Extrinsic calibration of a laser displacement sensor in a non-contact coordinate measuring machine

In order to implement 3D scanning of those complicated parts such as blades in the aviation field, a non-contact optical measuring system is established in the paper, which integrates a laser displacement sensor, a probe head, the frame of a coordinate measuring machine (CMM), etc. As the output of the laser sensor directly obtained possesses the 1D length of the laser beam, it needs to determine the unit direction vector of the laser beam denoted as (l, m, n) by calibration so as to convert the 1D values into 3D coordinates of target points.

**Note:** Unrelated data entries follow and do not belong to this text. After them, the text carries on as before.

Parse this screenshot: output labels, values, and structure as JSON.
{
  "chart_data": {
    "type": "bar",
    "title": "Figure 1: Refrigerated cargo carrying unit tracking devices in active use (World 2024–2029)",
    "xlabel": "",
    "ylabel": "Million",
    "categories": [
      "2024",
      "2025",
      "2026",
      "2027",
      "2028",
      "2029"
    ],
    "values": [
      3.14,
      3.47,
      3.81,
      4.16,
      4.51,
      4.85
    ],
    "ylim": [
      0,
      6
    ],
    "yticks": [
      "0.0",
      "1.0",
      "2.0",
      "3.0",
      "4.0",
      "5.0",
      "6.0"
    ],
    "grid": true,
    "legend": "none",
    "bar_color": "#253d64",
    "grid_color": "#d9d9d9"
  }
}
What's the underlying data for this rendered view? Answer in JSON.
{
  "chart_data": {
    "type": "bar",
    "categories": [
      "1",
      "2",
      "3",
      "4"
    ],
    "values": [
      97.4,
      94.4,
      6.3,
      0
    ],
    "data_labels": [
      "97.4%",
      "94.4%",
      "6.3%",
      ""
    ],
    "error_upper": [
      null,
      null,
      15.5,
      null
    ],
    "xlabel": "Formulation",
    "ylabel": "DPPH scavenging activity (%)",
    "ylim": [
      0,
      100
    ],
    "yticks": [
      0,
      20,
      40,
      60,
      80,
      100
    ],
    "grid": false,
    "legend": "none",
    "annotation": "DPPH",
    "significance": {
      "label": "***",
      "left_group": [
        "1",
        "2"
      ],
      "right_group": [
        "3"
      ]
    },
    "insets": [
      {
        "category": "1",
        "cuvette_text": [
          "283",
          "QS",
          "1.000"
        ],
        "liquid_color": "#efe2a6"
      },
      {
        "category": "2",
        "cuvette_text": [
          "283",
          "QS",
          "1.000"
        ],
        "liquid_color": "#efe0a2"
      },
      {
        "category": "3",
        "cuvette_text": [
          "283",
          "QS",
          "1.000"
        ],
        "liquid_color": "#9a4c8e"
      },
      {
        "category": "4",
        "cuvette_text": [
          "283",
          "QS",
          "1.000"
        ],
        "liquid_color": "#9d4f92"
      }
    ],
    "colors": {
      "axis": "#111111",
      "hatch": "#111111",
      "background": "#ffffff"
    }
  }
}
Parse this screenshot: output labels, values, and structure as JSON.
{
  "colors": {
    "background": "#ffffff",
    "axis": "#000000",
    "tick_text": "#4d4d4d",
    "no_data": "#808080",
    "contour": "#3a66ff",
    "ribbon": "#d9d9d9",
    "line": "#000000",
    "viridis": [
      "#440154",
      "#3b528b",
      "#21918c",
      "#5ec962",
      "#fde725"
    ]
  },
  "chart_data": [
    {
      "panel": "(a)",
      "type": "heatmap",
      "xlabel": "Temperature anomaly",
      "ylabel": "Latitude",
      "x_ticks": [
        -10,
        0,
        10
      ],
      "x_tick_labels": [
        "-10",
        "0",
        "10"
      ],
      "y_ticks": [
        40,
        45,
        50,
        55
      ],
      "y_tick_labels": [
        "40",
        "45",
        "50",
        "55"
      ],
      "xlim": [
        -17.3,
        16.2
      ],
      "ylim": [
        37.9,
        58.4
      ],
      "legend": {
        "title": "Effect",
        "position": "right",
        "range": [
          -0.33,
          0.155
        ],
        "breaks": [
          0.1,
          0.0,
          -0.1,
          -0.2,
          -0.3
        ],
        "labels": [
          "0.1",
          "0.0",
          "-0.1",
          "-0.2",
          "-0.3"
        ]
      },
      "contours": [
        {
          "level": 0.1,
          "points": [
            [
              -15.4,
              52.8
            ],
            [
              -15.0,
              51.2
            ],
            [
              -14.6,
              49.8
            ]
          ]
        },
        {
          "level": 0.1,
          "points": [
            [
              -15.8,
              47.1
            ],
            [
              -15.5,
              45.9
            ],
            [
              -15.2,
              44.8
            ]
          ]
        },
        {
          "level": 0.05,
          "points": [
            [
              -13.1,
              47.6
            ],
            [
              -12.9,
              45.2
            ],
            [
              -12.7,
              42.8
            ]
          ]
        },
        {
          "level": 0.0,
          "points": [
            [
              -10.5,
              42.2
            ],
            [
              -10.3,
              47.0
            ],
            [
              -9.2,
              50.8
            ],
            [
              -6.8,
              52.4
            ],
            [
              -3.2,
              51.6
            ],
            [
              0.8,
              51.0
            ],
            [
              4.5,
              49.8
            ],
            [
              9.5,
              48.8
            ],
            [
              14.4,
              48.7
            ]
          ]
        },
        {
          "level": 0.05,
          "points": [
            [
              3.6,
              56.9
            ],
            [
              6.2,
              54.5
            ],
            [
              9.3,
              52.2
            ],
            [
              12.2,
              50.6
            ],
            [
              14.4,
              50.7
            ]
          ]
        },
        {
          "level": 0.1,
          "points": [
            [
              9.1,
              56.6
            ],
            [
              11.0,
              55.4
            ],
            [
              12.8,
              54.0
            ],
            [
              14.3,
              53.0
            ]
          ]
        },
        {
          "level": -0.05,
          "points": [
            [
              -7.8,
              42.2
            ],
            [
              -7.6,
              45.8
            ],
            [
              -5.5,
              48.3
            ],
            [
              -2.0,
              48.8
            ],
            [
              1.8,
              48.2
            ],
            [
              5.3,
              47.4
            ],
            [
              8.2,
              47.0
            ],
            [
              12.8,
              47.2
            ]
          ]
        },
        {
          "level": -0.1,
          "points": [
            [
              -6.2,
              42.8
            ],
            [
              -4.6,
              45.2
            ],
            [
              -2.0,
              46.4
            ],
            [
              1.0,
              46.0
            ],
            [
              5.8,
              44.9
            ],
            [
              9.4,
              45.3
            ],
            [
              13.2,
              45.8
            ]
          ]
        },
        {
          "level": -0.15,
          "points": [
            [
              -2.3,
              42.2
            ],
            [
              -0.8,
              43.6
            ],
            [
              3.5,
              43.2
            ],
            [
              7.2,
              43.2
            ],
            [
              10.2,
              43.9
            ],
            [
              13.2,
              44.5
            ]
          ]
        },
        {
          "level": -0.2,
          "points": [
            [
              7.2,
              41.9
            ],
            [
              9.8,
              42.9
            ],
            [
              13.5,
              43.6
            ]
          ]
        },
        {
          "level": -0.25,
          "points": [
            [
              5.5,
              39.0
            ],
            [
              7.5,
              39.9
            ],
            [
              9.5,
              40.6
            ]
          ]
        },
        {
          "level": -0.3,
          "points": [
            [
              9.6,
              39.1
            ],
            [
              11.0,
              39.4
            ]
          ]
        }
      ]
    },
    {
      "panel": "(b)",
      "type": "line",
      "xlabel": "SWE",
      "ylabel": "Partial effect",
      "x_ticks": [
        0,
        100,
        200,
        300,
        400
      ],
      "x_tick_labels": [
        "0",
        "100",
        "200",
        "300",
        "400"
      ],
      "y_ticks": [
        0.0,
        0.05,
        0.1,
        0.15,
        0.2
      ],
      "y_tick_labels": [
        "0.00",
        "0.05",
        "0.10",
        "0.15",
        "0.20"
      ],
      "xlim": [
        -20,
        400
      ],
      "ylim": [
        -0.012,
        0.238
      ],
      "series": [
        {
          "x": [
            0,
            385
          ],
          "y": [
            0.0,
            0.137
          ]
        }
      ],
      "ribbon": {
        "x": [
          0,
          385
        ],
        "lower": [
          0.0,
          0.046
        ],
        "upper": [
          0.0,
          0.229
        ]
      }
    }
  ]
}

Therefore, an extrinsic calibration method based on a standard sphere is proposed to accomplish this task in the paper. During the calibration procedure, the laser sensor moves along with the motion of the CMM and gathers the required data on the spherical surface. Then, both the output of the laser sensor and the grating readings of the CMM are substituted into the constraint equation of the spherical surface, in which an over-determined nonlinear equation group containing unknown parameters is established. For the purpose of solving the equation group, a method based on non-linear least squares optimization is put forward. Finally, the system after calibration is utilized to measure the diameter of a metallic sphere 10 times from different orientations to verify the calibration accuracy. In the experiment, the errors between the measured results and the true values are all smaller than 0.03 mm, which manifests the validity and practicality of the extrinsic calibration method presented in the paper.